5. In § 100b Absatz 1 Satz 4 StPO heißt es: „Die Anordnung ist auf höchstens drei Monate zu befristen." Für welchen Zeitraum ergingen die Anordnungen auf Überwachung der Telekommunikation? Bitte detailliert darstellen.

6. Wie häufig wurden die Anordnungen auf Überwachung der Telekommunikation gemäß § 100b Absatz 1 Satz 5 StPO um weitere drei Monate verlängert? Bitte detailliert darstellen.

Die zur Beantwortung der Fragen benötigten Daten werden von der Staatsanwaltschaft Hamburg nur in dem Umfang erfasst, der zur Erfüllung der kalenderjährlichen Berichtspflicht gemäß § 100b Absatz 5 StPO beziehungsweise § 100g Absatz 4 StPO erforderlich ist.

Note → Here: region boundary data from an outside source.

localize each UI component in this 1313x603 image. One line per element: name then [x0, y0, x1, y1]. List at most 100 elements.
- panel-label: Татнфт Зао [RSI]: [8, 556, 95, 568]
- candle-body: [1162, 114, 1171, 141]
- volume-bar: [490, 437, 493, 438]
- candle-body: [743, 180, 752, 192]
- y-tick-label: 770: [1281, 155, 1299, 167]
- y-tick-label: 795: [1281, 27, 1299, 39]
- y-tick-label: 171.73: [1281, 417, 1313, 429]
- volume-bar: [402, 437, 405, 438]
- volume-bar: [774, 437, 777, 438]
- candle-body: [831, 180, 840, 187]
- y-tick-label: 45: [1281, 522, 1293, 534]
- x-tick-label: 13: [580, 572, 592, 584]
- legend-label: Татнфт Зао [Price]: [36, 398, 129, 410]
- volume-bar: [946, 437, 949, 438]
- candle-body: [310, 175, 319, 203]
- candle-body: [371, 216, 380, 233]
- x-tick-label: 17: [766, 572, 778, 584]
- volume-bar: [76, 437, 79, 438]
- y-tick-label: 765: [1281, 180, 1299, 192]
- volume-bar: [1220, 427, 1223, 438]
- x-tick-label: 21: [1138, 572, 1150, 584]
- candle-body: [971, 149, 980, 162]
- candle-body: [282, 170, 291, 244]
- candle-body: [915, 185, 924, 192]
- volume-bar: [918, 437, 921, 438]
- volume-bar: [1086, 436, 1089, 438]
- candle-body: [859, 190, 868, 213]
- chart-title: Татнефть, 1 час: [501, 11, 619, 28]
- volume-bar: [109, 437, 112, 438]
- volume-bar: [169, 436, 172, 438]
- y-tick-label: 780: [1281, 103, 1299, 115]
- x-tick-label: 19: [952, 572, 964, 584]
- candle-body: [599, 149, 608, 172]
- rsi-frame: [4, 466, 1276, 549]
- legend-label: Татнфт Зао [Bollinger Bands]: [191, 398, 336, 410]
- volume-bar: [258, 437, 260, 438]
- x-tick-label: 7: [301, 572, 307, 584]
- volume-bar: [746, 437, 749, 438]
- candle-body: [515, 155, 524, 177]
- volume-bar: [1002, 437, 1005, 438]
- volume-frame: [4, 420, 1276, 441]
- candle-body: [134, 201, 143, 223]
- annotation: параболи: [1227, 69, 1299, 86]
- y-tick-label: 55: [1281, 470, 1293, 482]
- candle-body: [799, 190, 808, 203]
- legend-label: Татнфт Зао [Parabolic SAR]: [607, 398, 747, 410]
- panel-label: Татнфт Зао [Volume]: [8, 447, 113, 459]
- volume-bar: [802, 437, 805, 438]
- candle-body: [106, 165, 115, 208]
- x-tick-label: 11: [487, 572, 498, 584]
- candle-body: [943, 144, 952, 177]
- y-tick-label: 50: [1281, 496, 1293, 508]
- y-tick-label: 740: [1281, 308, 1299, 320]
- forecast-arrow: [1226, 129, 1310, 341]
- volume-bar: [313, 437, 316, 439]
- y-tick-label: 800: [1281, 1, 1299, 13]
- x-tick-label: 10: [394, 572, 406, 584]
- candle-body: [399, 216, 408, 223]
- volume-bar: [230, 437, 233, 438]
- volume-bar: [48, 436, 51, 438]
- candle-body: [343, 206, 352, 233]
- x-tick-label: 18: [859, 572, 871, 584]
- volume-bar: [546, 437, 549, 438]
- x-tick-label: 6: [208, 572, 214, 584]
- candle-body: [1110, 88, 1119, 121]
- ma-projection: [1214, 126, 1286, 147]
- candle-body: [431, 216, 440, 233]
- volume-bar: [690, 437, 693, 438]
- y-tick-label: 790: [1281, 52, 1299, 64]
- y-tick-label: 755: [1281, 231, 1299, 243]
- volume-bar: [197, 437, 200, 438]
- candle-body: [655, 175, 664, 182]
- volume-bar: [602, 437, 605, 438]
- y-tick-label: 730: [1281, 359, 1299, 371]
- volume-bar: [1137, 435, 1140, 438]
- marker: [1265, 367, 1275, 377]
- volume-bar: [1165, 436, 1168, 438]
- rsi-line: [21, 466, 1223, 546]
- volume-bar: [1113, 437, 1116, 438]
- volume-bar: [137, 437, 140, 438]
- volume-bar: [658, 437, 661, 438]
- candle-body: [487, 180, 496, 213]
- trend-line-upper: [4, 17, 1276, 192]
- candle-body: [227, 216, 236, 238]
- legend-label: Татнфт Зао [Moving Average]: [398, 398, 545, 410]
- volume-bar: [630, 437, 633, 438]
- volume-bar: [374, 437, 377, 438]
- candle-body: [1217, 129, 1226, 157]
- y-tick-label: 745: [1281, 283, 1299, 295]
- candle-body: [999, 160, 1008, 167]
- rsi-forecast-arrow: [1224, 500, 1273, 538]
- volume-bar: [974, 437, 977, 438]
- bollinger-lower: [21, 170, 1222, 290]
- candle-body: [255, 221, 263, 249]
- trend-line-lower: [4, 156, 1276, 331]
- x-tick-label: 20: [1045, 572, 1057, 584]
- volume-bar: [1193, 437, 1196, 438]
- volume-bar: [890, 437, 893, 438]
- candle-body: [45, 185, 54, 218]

Eine über diese statistische Erfassung hinausgehende Beantwortung würde eine Ermittlung und Einzelfallauszählung der unten mitgeteilten Verfahren erforderlich machen, die durch die drei sich derzeit im Dienst befindenden Dezernenten der Grundsatzabteilung der Staatsanwaltschaft in der Kürze der zur Beantwortung der Schriftlichen Kleinen Anfrage zur Verfügung stehenden Zeit nicht vorgenommen werden kann. Hiervon wurden in neun Fällen die beantragten Beschlüsse erlassen. In einem Fall wurde der Antrag der Staatsanwaltschaft mangels Erfolgsaussicht der beantragten Maßnahme abgelehnt.

Zur Begründung wurde ausgeführt, dass weder eine Auffindungsvermutung im Einzelfall bestehe noch mit hinreichender Wahrscheinlichkeit mit Ermittlungserfolgen durch Datenabgleich zu rechnen sei. Über einen weiteren Antrag ist bislang noch nicht entschieden worden.

7. Wie häufig haben die Telekommunikationsdienste die Herausgabe von Handy-Verbindungsdaten mit welcher Begründung gegenüber Polizei und Staatsanwaltschaft verweigert?

Nach Kenntnis der zuständigen Behörde gab es keinen Fall, in dem ein Telekommunikationsdienstleister die Herausgabe vorhandener Handy-Verbindungsdaten verweigert hat.

8. Wurden gegenüber den Telekommunikationsdiensten Ordnungs- oder Zwangsmittel angedroht, weil sie die Herausgabe von HandyVerbindungsdaten verweigert haben?

Wenn ja, welche und aufgrund welcher Sachverhalte?

9. Wie viele Strafanzeigen beziehungsweise Ermittlungsverfahren haben Polizei und Staatsanwaltschaft aufgrund der Weigerung der Telekommunikationsdienste, die Verbindungsdaten im Zusammenhang mit KfzBrandstiftungen herauszugeben, gegenüber Verantwortlichen der Telekommunikationsdienste erstattet?

10. Welchen Ausgang hatten diese Verfahren vor den Gerichten?

Entfällt.

11. Welche Anordnungsvoraussetzungen für die Funkzellenabfrage hat die Rechtsprechung welcher Gerichte in der Bundesrepublik gemäß § 100g StPO entwickelt?

Die Anordnungsvoraussetzungen für eine Funkzellenabfrage sind in § 100g StPO geregelt. Zu den Kriterien, die die Rechtsprechung in Hamburg bei der Auslegung dieser Vorschrift im Rahmen von Anträgen der Staatsanwaltschaft auf Anordnung einer Funkzellenabfrage anwenden, gehören unter anderem die Länge und die Uhrzeit des abgefragten Zeitraums, das zu vermutende Datenaufkommen und damit zusammenhängend die Zahl der tatunbeteiligten Drittbetroffenen, das Vorliegen konkreter Hinweise darauf, dass der Beschuldigte tatsächlich ein Mobiltelefon benutzt hat, der konkrete Standort der Funkzelle und die Schwere der aufzuklärenden Straftat. Die Auswertung der Rechtsprechung der Gerichte anderer Länder und des Bundes liegt außerhalb des Verantwortungsbereiches des Senats und der parlamentarischen Kontrolle der Bürgerschaft und wird daher auch vom parlamentarischen Fragerecht nicht erfasst.